North Korea confirmou militarmente, pela primeira vez, o envio de tropas para atuar na ofensiva ao lado da Rússia na Ucrânia. Em discurso divulgado pela mídia estatal, o regime informou mortes entre seus soldados durante operações de desminagem.
Segundo a KCNA, nove integrantes de um regimento de engenharia morreram durante uma implantação de 120 dias iniciada em agosto. A cerimônia de recepção ocorreu em Pyongyang e prestou homenagens aos falecidos, com entrega de honras estatais.
Kim Jong-un participou da recepção, elogiando a bravura dos militares e destacando o desempenho do regimento na desminagem de uma extensa zona de conflito. Fotos oficiais mostraram o líder com soldados retornados, alguns feridos.

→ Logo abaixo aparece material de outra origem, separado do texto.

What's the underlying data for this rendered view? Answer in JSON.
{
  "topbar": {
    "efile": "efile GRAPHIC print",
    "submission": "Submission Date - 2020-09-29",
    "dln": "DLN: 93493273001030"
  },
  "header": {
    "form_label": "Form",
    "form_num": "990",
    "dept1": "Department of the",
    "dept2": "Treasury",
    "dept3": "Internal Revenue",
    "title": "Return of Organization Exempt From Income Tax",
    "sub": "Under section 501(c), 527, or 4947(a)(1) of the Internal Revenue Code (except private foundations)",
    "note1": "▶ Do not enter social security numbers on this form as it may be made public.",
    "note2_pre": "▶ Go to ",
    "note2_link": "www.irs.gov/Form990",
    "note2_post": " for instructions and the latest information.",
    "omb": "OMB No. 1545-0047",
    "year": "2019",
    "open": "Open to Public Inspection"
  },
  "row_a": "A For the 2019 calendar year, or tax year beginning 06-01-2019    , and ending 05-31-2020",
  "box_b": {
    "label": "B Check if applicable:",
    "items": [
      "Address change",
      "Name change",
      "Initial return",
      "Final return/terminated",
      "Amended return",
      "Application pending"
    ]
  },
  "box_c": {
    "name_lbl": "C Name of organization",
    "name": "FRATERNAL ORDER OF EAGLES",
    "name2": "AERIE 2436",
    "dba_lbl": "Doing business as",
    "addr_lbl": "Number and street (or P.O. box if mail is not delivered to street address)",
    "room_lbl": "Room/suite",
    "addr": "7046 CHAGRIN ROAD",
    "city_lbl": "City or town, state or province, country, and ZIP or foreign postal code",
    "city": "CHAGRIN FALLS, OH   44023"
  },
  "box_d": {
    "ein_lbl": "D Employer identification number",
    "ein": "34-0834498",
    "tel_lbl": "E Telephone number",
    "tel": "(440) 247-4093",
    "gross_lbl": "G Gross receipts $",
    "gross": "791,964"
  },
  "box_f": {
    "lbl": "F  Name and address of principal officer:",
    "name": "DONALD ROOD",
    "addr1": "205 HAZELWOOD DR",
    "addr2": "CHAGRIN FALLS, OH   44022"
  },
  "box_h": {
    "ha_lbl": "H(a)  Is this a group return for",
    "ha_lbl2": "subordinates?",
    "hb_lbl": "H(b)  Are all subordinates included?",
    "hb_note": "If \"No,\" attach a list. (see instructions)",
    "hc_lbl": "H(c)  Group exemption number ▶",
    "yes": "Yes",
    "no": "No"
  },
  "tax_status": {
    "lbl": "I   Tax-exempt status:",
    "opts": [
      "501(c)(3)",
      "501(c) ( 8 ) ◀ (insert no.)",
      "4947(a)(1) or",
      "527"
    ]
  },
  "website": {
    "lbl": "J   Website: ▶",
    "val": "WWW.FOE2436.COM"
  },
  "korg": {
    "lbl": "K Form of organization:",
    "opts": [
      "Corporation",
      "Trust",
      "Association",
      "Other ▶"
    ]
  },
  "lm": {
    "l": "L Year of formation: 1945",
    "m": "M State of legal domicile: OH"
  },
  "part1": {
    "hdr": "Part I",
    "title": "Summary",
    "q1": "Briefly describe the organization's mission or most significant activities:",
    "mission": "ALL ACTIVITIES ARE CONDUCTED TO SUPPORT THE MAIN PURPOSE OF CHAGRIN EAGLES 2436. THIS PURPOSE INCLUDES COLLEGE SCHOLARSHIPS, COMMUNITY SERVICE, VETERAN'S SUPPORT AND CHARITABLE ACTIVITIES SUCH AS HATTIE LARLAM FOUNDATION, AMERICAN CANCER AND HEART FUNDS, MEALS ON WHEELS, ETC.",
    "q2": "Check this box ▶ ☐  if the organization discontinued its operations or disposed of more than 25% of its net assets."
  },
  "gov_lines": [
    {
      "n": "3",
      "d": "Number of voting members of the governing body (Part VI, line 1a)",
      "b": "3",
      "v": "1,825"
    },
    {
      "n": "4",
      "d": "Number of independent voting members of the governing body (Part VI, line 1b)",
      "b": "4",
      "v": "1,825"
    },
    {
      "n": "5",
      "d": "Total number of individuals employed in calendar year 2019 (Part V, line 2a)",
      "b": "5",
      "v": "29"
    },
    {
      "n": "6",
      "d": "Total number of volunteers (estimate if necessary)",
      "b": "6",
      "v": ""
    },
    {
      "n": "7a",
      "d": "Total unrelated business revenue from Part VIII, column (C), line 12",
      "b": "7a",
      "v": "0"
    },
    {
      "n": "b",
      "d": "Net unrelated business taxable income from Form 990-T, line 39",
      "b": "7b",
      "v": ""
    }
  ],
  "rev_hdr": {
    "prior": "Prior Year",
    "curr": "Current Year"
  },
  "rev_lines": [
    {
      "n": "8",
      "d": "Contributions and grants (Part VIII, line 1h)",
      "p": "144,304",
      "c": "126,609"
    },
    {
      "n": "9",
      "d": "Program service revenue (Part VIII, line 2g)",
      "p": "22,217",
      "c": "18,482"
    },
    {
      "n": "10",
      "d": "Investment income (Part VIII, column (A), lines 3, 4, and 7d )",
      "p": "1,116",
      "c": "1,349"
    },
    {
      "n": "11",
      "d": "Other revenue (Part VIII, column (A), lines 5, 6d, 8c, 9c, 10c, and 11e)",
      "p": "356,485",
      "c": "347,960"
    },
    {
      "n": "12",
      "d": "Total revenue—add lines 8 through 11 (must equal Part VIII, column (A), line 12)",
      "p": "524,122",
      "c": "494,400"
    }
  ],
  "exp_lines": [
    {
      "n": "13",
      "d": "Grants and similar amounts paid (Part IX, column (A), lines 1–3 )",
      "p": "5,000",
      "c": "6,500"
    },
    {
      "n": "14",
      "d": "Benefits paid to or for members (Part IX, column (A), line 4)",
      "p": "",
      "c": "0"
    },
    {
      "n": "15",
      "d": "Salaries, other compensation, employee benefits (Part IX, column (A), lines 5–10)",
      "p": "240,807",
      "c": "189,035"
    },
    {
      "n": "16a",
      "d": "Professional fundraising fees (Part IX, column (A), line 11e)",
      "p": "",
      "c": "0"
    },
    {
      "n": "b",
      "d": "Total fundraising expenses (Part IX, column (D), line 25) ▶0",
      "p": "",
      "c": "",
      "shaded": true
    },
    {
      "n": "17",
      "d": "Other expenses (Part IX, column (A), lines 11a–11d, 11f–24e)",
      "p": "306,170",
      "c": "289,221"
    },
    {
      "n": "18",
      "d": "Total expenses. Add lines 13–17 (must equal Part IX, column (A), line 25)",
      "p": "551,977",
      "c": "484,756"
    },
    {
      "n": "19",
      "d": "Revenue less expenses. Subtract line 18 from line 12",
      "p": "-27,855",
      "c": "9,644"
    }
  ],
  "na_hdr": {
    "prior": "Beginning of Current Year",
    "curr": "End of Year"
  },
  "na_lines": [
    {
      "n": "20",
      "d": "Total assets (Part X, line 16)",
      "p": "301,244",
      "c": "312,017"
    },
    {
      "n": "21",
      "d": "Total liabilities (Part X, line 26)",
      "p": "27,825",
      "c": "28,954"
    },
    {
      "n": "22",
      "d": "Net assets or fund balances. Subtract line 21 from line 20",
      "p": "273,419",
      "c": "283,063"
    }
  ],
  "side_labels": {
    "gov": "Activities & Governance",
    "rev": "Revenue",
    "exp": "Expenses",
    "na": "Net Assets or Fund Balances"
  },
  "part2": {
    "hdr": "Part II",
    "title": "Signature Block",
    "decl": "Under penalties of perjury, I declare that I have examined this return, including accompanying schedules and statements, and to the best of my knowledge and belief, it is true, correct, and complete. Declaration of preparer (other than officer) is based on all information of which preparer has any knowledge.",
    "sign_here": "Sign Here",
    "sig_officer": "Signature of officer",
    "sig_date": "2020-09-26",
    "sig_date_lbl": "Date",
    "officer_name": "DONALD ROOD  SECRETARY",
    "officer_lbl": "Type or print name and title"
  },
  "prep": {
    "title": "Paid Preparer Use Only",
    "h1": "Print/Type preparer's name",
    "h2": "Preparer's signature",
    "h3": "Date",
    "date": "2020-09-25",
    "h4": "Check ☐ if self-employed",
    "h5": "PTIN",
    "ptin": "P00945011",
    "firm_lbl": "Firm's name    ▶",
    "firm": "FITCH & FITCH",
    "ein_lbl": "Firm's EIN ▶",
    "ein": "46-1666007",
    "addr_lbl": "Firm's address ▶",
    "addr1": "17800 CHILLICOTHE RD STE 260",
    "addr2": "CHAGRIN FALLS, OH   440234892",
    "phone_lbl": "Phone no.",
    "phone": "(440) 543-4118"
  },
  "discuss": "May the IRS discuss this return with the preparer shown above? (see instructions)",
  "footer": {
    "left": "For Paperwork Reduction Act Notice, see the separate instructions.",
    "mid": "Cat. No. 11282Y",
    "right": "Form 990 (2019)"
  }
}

A defesa norte-coreana informou que os soldados escreveram cartas para suas casas durante as pausas de trabalho na mineração. Os regimentos retornaram ao país após o período de 120 dias, com a imprensa estatal destacando a redução de áreas de risco.
Contexto: autoridades sul-coreanas e de serviços de inteligência ocidentais já haviam indicado o envio de milhares de militares norte-coreanos para apoiar a Rússia. O acordo envolveria apoio financeiro, tecnológico e energético em troca de facilitar o prosseguimento de sanções internacionais.